Green Roof of the Garden Street Lofts
We heard about the Garden Street Lofts in Hoboken and were inspired to check it out. We wanted to learn more about the design and the materials that went into the construction of New Jersey's first LEED-certified high-rise residential building. And what did we find? A sucker-punch of green building inspiration, that's what...
We're not currently in the market to buy a condo, nor do we have the means to seriously upgrade our home, but we still received a lot of inspiration and ideas from the Garden Street Lofts on what we could do eventually when we're able to make some serious green upgrades.
So, what makes up an award-winning LEED-certified residential building that's been converted from a dry-goods warehouse? Well, it starts with a holistic "from the ground up" approach. Almost all of the products used in the construction and renovation of the building were sourced within 500 miles of the site. The sheet rock used is 99% recyclable, the insulation made from recycled denim jeans, all the wood is FSC-certified.
The design of each loft also takes into account the use of sustainable, clean and energy-efficient products: individually-zoned HVAC systems provide fresh air filtration to each apartment; low or no-VOC paints and finishes ensure a non-toxic environment; top of the line EnergyStar appliances and fixtures cut down on your monthly energy costs and your CO2 emissions.
Our favorite feature, though?
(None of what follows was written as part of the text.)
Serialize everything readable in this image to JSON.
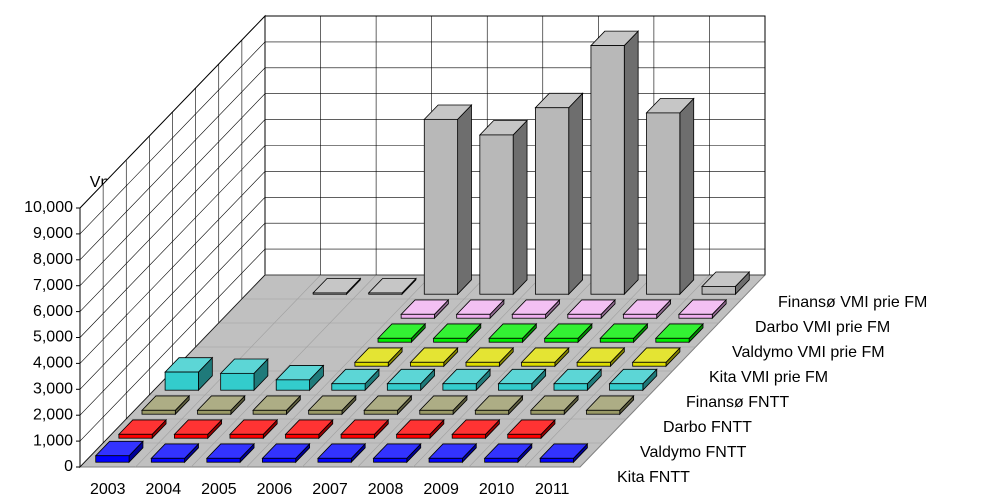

The plant-covered green roof (see above the jump), which was specifically designed to prevent storm-water runoff, provide insulation to the building, and reduce heat pollution.
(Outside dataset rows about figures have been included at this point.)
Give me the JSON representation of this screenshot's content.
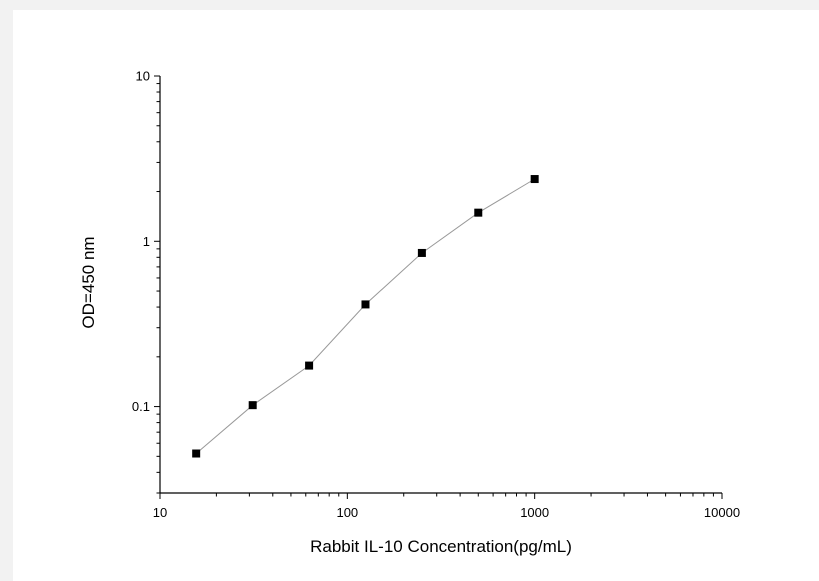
{
  "chart_data": {
    "type": "scatter",
    "title": "",
    "xlabel": "Rabbit IL-10 Concentration(pg/mL)",
    "ylabel": "OD=450 nm",
    "x_scale": "log",
    "y_scale": "log",
    "xlim": [
      10,
      10000
    ],
    "ylim": [
      0.03,
      10
    ],
    "x_ticks": [
      10,
      100,
      1000,
      10000
    ],
    "x_tick_labels": [
      "10",
      "100",
      "1000",
      "10000"
    ],
    "y_ticks": [
      0.1,
      1,
      10
    ],
    "y_tick_labels": [
      "0.1",
      "1",
      "10"
    ],
    "grid": false,
    "legend": "none",
    "series": [
      {
        "x": [
          15.6,
          31.25,
          62.5,
          125,
          250,
          500,
          1000
        ],
        "y": [
          0.052,
          0.102,
          0.177,
          0.415,
          0.85,
          1.49,
          2.38
        ],
        "marker": "square",
        "marker_color": "#000000",
        "line_color": "#999999"
      }
    ]
  }
}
The Sustainable Buildings Industry Council awarded Garden Street Lofts with the "Beyond Green 2008" award, which recognizes "outstanding initiatives and real-world applications that shape, form, and catalyze the market for high-performance buildings." Lawrence Bijou Managing Partner Bijou Properties, developers of Garden Street Lofts, offers three considerations for going green in your home:
1. Insulation: Make sure the entire home is well insulated with a non-toxic material such as UltraTouch (recycled cotton) and that the windows in the home are well glazed (insulated) and have a Low E (emissivity) quality. Poor window quality is a major source of energy consumption and heat loss and should not be overlooked.
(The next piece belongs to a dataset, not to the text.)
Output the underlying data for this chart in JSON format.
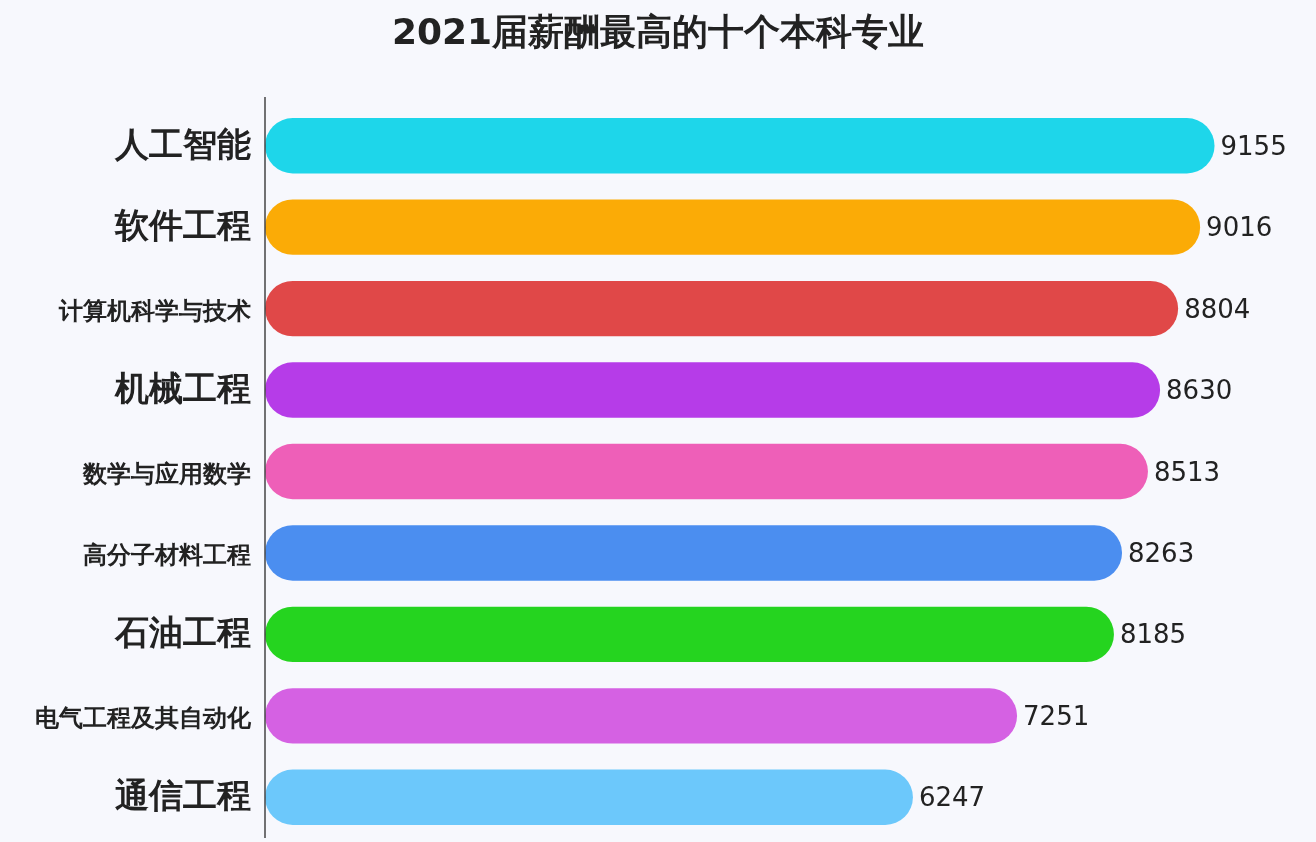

2. Source Green Renovation Materials: The use of recycled products and the purchasing of FSC lumber (forest stewardship council) go a long way in toward reducing reducing our costly energy consumption. The use of FSC lumber and wood products is the watchdog over illegal logging and chemical manufacturing in wood products. Formaldehyde is a major carcinogen found in many wood products throughout our homes including furnishings and textiles. Use paints that have no-VOC (volatile organic compounds) and adhesives and glues that are low in VOC's as well. Replace lightbulbs with florescent bulbs which have an extremely long life expectancy and use LED lights wherever practical.
3. Fixtures & Appliances: Another area to consider is our use of water. Changing plumbing and water fixtures to low flow fixtures and better insulated hot water tanks is another way to achieve immediate results in energy savings. Water bills are on the rise, so good conservation is important. Appliances today are mostly EnergyStar rated and consume less electricity and many of these products are made from recycled content as well.